Storie di donne, letteratura di genere/ 118 – Di Luciana Grillo
Elvira Morena, Domani mi vesto uguale – «La nostra vita è una stazione ferroviaria dismessa che sa di ruggine e di alici marinate...»
Titolo: Domani mi vesto uguale
Autrice: Morena Elvira
Editore: Oedipus, 2015
Genere: Narrativa contemporanea
Pagine: 208, brossura
Prezzo di copertina: € 15,00
La dotta prefazione del professor Mele rischia di spaventare il lettore (o la lettrice) che vuole entrare nel mondo di un’autrice di professione medico, esattamente cardio-anestesista, alla prima esperienza narrativa.
Invece, tutto diventa semplice quando si conosce la protagonista - Sara Ferrara - violinista di fama: una donna matura, sensibile, capace di improvvise fughe e di incredibili incontri, innamorata della vita, del suo lavoro e dell’amore.
È l’amore che cerca in Ernesto, in Marco, forse in Pierre. Ma la sua ricerca è destinata alla delusione, quando si rende conto che Ernesto è un adulto rimasto bambino, legato in modo viscerale alla madre. Quando anche in Marco vede l’uomo che sa coniugare abilmente sesso e business. Quando infine Pierre le rivela la sua omosessualità non più repressa.
A Sara rimarrebbe l’amicizia di Sophie, ma anche l’amica flautista, con cui ha condiviso avventure e successi, è in fin dei conti una traditrice, colei che forse più degli uomini la ferisce.
E allora? A una donna di successo, bella e intelligente, non dovrebbero mancare altre chance, ma Sara è stufa di uomini che non sanno amare e di amiche che sanno far male, dunque rifiuta l’idea di un’avventura sterile, accetta semplicemente l’ammirazione del barman, osserva un sole pallido e la luce azzurrina dell’Opera de Paris e, con passo lieve, va incontro alla vita.
Il romanzo si lascia leggere gradevolmente. Il linguaggio dell’autrice è sempre accuratamente controllato.
Con poche parole la Morena esprime concetti compiuti. Ad esempio, per Sara «Gerusalemme è una città ostinata: bianca e basta», mentre «New York trova mille definizioni pronte a caratterizzarla, a renderla una città esclusiva: l’ombelico del mondo, la grande mela, il cocomero delle possibilità, la zucca dei morti viventi, la mami nera della libertà… New York non ti abbandona… Ti entra dentro e diventa parte di te. New York sei tu».

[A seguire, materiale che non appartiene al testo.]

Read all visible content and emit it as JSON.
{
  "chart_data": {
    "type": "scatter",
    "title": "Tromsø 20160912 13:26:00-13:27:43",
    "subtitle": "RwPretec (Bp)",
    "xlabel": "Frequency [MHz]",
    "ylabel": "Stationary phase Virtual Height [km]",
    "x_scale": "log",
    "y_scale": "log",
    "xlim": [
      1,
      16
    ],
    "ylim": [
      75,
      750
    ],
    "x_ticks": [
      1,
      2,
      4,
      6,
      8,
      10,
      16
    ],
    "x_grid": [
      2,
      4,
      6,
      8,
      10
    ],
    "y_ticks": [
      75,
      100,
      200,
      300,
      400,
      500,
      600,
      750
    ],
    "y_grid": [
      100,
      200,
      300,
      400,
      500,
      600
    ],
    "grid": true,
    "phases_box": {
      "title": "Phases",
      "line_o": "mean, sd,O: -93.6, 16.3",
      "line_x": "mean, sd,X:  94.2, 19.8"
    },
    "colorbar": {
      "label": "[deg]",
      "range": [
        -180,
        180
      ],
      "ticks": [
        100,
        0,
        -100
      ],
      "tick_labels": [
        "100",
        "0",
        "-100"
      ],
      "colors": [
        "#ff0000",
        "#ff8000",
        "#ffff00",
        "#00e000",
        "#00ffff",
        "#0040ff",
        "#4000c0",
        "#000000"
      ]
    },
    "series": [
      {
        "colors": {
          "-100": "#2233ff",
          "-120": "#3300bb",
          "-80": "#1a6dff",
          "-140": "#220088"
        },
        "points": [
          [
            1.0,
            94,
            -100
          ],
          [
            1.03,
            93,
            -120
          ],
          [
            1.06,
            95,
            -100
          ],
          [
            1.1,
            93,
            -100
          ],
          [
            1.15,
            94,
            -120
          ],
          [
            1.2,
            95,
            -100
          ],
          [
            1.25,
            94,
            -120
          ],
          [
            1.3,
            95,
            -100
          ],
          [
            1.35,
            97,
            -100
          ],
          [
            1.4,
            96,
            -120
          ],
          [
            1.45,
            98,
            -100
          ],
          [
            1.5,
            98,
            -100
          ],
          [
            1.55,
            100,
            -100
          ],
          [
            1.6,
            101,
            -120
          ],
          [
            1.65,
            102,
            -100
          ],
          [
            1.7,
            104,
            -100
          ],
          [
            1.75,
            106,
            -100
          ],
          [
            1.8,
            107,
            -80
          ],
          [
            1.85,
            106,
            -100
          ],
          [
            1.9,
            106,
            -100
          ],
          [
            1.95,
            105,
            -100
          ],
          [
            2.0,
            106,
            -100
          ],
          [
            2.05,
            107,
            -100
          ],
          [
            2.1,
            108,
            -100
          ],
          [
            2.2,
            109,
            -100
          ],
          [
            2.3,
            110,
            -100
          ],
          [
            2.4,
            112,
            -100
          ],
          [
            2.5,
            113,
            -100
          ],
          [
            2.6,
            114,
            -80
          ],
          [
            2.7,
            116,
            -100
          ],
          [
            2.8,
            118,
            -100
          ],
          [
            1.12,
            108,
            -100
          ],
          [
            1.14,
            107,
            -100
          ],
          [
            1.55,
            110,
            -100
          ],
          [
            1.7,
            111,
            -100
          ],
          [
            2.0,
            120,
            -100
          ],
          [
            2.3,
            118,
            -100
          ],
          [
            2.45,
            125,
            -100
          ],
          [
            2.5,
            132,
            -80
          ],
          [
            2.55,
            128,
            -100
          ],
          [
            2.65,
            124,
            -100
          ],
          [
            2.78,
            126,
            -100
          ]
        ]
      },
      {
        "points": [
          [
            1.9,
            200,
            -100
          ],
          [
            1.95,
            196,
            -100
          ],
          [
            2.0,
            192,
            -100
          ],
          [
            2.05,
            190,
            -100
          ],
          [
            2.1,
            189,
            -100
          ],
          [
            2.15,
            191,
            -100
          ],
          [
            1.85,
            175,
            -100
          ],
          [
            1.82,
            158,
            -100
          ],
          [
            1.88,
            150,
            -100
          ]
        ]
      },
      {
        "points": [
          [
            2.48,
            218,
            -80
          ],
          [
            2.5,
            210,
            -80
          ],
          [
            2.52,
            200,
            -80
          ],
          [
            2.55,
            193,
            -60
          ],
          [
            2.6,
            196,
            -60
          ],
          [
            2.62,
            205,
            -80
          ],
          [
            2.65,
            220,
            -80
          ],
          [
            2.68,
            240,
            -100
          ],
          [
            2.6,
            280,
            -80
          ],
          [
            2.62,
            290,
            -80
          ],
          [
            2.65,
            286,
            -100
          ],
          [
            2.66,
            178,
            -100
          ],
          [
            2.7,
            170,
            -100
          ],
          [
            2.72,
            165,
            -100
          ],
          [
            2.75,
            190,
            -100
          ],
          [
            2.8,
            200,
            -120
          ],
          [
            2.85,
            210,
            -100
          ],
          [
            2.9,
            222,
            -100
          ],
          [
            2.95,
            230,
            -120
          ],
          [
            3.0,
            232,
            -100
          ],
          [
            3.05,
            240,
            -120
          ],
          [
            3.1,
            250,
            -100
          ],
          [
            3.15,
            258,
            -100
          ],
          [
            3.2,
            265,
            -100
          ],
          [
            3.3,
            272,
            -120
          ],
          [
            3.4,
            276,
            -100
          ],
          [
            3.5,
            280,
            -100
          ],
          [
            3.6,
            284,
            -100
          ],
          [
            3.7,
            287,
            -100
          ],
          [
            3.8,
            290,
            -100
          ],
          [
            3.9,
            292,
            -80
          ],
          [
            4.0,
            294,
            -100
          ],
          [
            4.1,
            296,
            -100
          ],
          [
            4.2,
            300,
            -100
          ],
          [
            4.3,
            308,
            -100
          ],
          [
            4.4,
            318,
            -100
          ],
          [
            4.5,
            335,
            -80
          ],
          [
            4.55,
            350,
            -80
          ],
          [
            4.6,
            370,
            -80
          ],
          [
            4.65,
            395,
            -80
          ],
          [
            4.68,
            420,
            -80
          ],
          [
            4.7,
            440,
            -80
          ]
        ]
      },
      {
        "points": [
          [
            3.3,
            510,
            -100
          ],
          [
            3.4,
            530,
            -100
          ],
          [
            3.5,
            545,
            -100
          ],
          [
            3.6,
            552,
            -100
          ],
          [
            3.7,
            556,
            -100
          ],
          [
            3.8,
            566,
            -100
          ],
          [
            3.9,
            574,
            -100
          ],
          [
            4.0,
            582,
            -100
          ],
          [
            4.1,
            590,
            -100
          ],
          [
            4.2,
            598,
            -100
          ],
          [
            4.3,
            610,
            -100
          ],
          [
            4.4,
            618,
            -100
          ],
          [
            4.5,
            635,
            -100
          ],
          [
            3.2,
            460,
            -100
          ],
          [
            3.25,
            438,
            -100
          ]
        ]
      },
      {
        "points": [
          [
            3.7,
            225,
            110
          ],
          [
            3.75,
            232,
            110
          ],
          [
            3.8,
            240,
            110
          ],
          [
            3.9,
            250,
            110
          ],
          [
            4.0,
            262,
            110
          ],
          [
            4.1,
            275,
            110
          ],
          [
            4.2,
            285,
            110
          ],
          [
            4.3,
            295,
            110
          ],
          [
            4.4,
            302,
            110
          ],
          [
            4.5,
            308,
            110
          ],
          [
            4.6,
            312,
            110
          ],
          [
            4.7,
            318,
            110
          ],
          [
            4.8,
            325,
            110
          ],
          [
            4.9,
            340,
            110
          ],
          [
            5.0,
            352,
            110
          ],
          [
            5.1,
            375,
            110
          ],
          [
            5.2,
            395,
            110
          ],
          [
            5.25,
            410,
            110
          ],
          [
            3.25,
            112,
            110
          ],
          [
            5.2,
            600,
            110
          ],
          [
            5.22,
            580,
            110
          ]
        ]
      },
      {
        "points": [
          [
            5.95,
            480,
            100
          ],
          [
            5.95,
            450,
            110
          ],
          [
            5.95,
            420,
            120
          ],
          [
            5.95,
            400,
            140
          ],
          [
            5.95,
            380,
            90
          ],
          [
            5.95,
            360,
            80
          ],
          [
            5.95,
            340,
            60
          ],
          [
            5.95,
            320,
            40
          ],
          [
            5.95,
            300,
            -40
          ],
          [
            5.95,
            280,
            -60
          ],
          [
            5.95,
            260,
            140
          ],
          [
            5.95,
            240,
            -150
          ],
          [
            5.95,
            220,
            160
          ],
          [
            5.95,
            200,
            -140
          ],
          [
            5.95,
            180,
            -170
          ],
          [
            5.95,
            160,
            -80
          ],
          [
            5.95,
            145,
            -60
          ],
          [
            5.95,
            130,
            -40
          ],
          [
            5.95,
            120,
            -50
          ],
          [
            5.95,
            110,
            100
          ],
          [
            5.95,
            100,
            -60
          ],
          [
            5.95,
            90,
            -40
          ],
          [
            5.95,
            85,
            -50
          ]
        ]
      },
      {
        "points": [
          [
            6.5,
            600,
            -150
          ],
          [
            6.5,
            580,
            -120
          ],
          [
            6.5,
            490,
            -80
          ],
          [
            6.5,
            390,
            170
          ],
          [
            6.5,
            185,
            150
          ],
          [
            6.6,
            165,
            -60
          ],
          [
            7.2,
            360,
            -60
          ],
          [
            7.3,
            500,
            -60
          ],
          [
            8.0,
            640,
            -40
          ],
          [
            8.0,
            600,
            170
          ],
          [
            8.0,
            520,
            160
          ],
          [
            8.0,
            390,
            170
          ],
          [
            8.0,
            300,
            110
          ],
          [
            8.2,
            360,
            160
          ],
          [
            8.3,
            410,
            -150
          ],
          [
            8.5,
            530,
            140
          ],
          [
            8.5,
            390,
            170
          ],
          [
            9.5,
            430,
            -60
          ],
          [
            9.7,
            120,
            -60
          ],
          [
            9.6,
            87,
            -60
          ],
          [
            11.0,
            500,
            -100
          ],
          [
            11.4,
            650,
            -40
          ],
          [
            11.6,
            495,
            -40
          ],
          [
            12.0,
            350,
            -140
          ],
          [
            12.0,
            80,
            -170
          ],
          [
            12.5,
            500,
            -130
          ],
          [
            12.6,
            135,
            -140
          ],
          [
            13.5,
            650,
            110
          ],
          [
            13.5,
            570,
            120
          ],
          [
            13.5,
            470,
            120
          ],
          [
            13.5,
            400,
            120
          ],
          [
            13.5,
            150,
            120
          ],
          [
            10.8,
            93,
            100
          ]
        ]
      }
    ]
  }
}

Quanto a Parigi, la città in cui Sara vive, è abitata da una «popolazione di nasi a virgola: profili francesi», e le donne della Morena «vivono macerandosi nel rimpianto di aver perso quell’ultimo treno…
La nostra vita è una stazione ferroviaria dismessa che sa di ruggine e di alici marinate.
Di fatto, cosa siamo? Donne irrisolte che vivono al passato e conservano in tasca quell’unico biglietto mai utilizzato.
No, non è così: Sara alla fine «quell’unico biglietto» saprà utilizzarlo.